Muslimische Einrichtungen werden unter Generalverdacht gestellt

(Beispielfoto: nex24)

Ein Gastkommentar von Nabi Yücel

In Österreich listet das regierungsbezogene Dokumentationszentrum „Politischer Islam“ muslimische Institutionen auf. Dies setzt sie unter allgemeinen Verdacht – in einem Klima, das den Muslimen immer feindlicher gegenübergestanden hat. Hat Deutschland eine Vorreiterrolle gespielt und was haben Identitäre, Rechtsextreme und Antifaschisten gemeinsam?

Die Kritik an der “Islamlandkarte” des regierungsnahen Dokumentationszentrums “Politischer Islam”, die bereits nach ihrer Einführung stark kritisiert wurde, geht weiter. Die österreichischen Grünen haben sich distanziert, SPÖ und NEOS sowie die evangelische Kirche stehen seitdem scharf in der Kritik.

Der Rektor der Universität Wien, Heinz Engl, hat dem Dokumentationszentrum bereits seit Erscheinen der „Islam-Landkarte“ die Verwendung des Logos der Universität Wien untersagt. Die Islamische Glaubensgemeinschaft in Österreich (IGGÖ) erklärte, dass die „Islamkarte“, die nach dem Anti-Terror-Paket in Angriff genommen wurde, erneut die „offensichtliche Absicht der Regierung gegenüber allen in Österreich lebenden Muslimen als potenzielles Stigmatisierungsrisiko“ bezeugt.

Und nun könnte die sogenannte „Islam-Landkarte“ auch rechtliche Konsequenzen haben, denn die Muslimische Jugend Österreich (MJÖ) will dagegen klagen.

Auf der Karte sind 623 muslimische Organisationen, Vereine und Moscheen mit ihren jeweiligen Sitzen in Österreich dargestellt. Weiterhin werden die Vertreter namentlich genannt und die Präferenzen der Organisationen aufgelistet. Es wurde im Auftrag eines Dokumentationszentrums “Politischer Islam” erstellt, das 2015 von der österreichischen Regierung als unabhängiger Fonds gegründet wurde.

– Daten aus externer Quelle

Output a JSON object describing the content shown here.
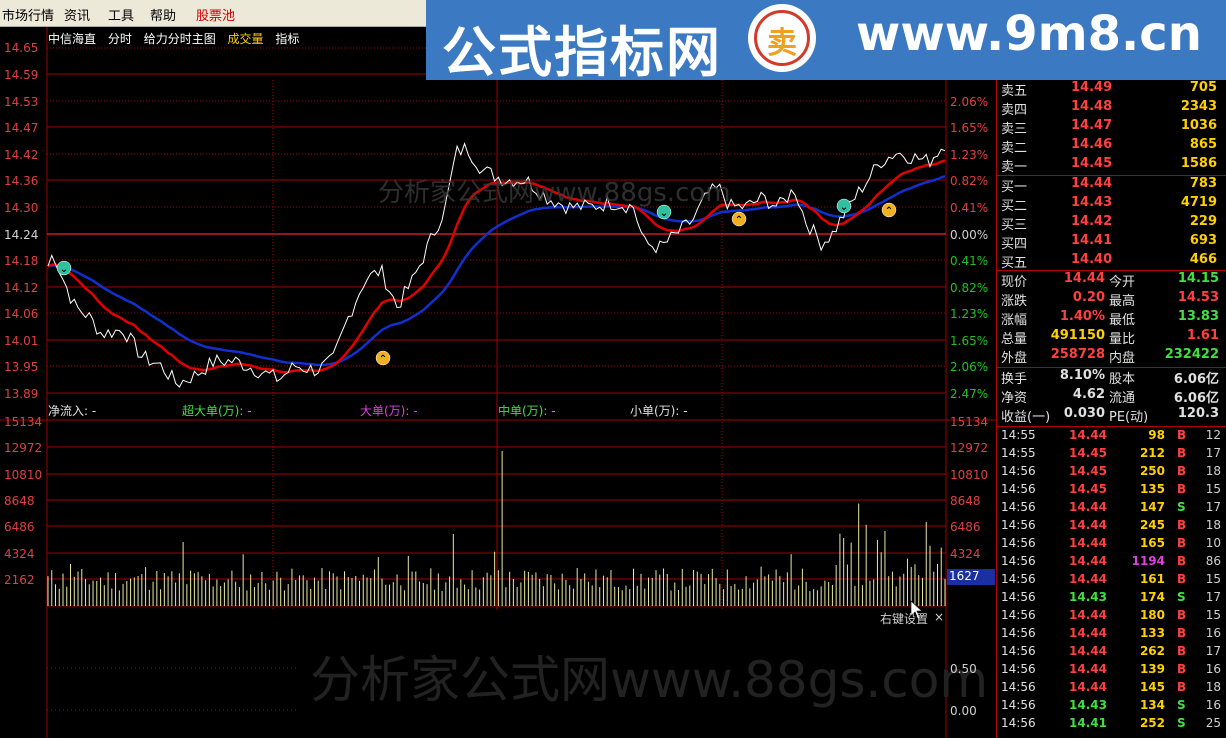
{
  "menu": [
    "市场行情",
    "资讯",
    "工具",
    "帮助",
    "股票池"
  ],
  "banner": {
    "title": "公式指标网",
    "logo_glyph": "卖",
    "url": "www.9m8.cn"
  },
  "toolbar": {
    "stock": "中信海直",
    "items": [
      "分时",
      "给力分时主图",
      "成交量",
      "指标"
    ]
  },
  "price_axis": [
    "14.65",
    "14.59",
    "14.53",
    "14.47",
    "14.42",
    "14.36",
    "14.30",
    "14.24",
    "14.18",
    "14.12",
    "14.06",
    "14.01",
    "13.95",
    "13.89"
  ],
  "pct_axis": [
    "2.06%",
    "1.65%",
    "1.23%",
    "0.82%",
    "0.41%",
    "0.00%",
    "0.41%",
    "0.82%",
    "1.23%",
    "1.65%",
    "2.06%",
    "2.47%"
  ],
  "vol_axis": [
    "15134",
    "12972",
    "10810",
    "8648",
    "6486",
    "4324",
    "2162"
  ],
  "ind_axis": [
    "0.50",
    "0.00"
  ],
  "flow": {
    "net": "净流入: -",
    "super": "超大单(万): -",
    "large": "大单(万): -",
    "mid": "中单(万): -",
    "small": "小单(万): -"
  },
  "current_vol": "1627",
  "right_key": "右键设置",
  "watermark": "分析家公式网www.88gs.com",
  "watermark2": "分析家公式网www.88gs.com",
  "colors": {
    "price_line": "#ffffff",
    "avg_red": "#e00000",
    "avg_blue": "#1030d0",
    "grid": "#a00000",
    "volume": "#e8e8a0"
  },
  "asks": [
    {
      "label": "卖五",
      "price": "14.49",
      "vol": "705"
    },
    {
      "label": "卖四",
      "price": "14.48",
      "vol": "2343"
    },
    {
      "label": "卖三",
      "price": "14.47",
      "vol": "1036"
    },
    {
      "label": "卖二",
      "price": "14.46",
      "vol": "865"
    },
    {
      "label": "卖一",
      "price": "14.45",
      "vol": "1586"
    }
  ],
  "bids": [
    {
      "label": "买一",
      "price": "14.44",
      "vol": "783"
    },
    {
      "label": "买二",
      "price": "14.43",
      "vol": "4719"
    },
    {
      "label": "买三",
      "price": "14.42",
      "vol": "229"
    },
    {
      "label": "买四",
      "price": "14.41",
      "vol": "693"
    },
    {
      "label": "买五",
      "price": "14.40",
      "vol": "466"
    }
  ],
  "quote": [
    {
      "l": "现价",
      "v": "14.44",
      "vc": "#ff4040",
      "l2": "今开",
      "v2": "14.15",
      "v2c": "#40e040"
    },
    {
      "l": "涨跌",
      "v": "0.20",
      "vc": "#ff4040",
      "l2": "最高",
      "v2": "14.53",
      "v2c": "#ff4040"
    },
    {
      "l": "涨幅",
      "v": "1.40%",
      "vc": "#ff4040",
      "l2": "最低",
      "v2": "13.83",
      "v2c": "#40e040"
    },
    {
      "l": "总量",
      "v": "491150",
      "vc": "#ffd000",
      "l2": "量比",
      "v2": "1.61",
      "v2c": "#ff4040"
    },
    {
      "l": "外盘",
      "v": "258728",
      "vc": "#ff4040",
      "l2": "内盘",
      "v2": "232422",
      "v2c": "#40e040"
    }
  ],
  "quote2": [
    {
      "l": "换手",
      "v": "8.10%",
      "vc": "#e0e0e0",
      "l2": "股本",
      "v2": "6.06亿",
      "v2c": "#e0e0e0"
    },
    {
      "l": "净资",
      "v": "4.62",
      "vc": "#e0e0e0",
      "l2": "流通",
      "v2": "6.06亿",
      "v2c": "#e0e0e0"
    },
    {
      "l": "收益(一)",
      "v": "0.030",
      "vc": "#e0e0e0",
      "l2": "PE(动)",
      "v2": "120.3",
      "v2c": "#e0e0e0"
    }
  ],
  "ticks": [
    {
      "t": "14:55",
      "p": "14.44",
      "v": "98",
      "bs": "B",
      "n": "12"
    },
    {
      "t": "14:55",
      "p": "14.45",
      "v": "212",
      "bs": "B",
      "n": "17"
    },
    {
      "t": "14:56",
      "p": "14.45",
      "v": "250",
      "bs": "B",
      "n": "18"
    },
    {
      "t": "14:56",
      "p": "14.45",
      "v": "135",
      "bs": "B",
      "n": "15"
    },
    {
      "t": "14:56",
      "p": "14.44",
      "v": "147",
      "bs": "S",
      "n": "17"
    },
    {
      "t": "14:56",
      "p": "14.44",
      "v": "245",
      "bs": "B",
      "n": "18"
    },
    {
      "t": "14:56",
      "p": "14.44",
      "v": "165",
      "bs": "B",
      "n": "10"
    },
    {
      "t": "14:56",
      "p": "14.44",
      "v": "1194",
      "bs": "B",
      "n": "86",
      "big": true
    },
    {
      "t": "14:56",
      "p": "14.44",
      "v": "161",
      "bs": "B",
      "n": "15"
    },
    {
      "t": "14:56",
      "p": "14.43",
      "v": "174",
      "bs": "S",
      "n": "17"
    },
    {
      "t": "14:56",
      "p": "14.44",
      "v": "180",
      "bs": "B",
      "n": "15"
    },
    {
      "t": "14:56",
      "p": "14.44",
      "v": "133",
      "bs": "B",
      "n": "16"
    },
    {
      "t": "14:56",
      "p": "14.44",
      "v": "262",
      "bs": "B",
      "n": "17"
    },
    {
      "t": "14:56",
      "p": "14.44",
      "v": "139",
      "bs": "B",
      "n": "16"
    },
    {
      "t": "14:56",
      "p": "14.44",
      "v": "145",
      "bs": "B",
      "n": "18"
    },
    {
      "t": "14:56",
      "p": "14.43",
      "v": "134",
      "bs": "S",
      "n": "16"
    },
    {
      "t": "14:56",
      "p": "14.41",
      "v": "252",
      "bs": "S",
      "n": "25"
    }
  ]
}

Nicht ohne Grund befürchten viele Experten, dass die „Islam-Karte“ den bereits vorherrschenden allgemeinen Verdacht festigen und als Vorlage für extremistische Gruppen dienen könnte. Tatsächlich erinnern solche Karten an ähnliche Karten, die letztes Jahr von der rechtsextremistischen Identitären Bewegung erstellt wurden. Dieser hatte die Sicherheitskräfte des Landes aufgefordert, „islamistische Bedrohungen“ zu melden. Auch hier wurden Namen und Adressen im Rahmen einer „Gefährlichen Karte“ öffentlich zugänglich gemacht.

Eine weitere Karte, die 2015 von der Neonazi-Partei „Third Way“ erstellt wurde, zeichnete alle Flüchtlingsunterkünfte in Deutschland unter dem Stichwort „Kein Asylbewerberheim in meiner Nachbarschaft“ auf.

Jetzt sind Vertreter muslimischer Organisationen auf eine andere Karte gestoßen, auf der islamische Organisationen aufgeführt sind. Die “Islamismus-Landkarte” wird von der sogenannten “Forschungsgruppe Kassel“Of” Antifascist Action “, kurz Antifa. Es listet alle Moscheengemeinschaften und islamischen Organisationen in Nordhessen auf. Nach Angaben des Unternehmens werden” regionale Nachrichten “und” islamische Experten “als Inspirationsquellen angeführt, einschließlich der” Allianz gegen ” Antisemitismus Kassel“, „Junges Forum der DIG Kassel“, „Migrantifa Kassel“, „Waschbärantifa“ und der „Verein der Studierenden aus Kurdistan (YXK)“.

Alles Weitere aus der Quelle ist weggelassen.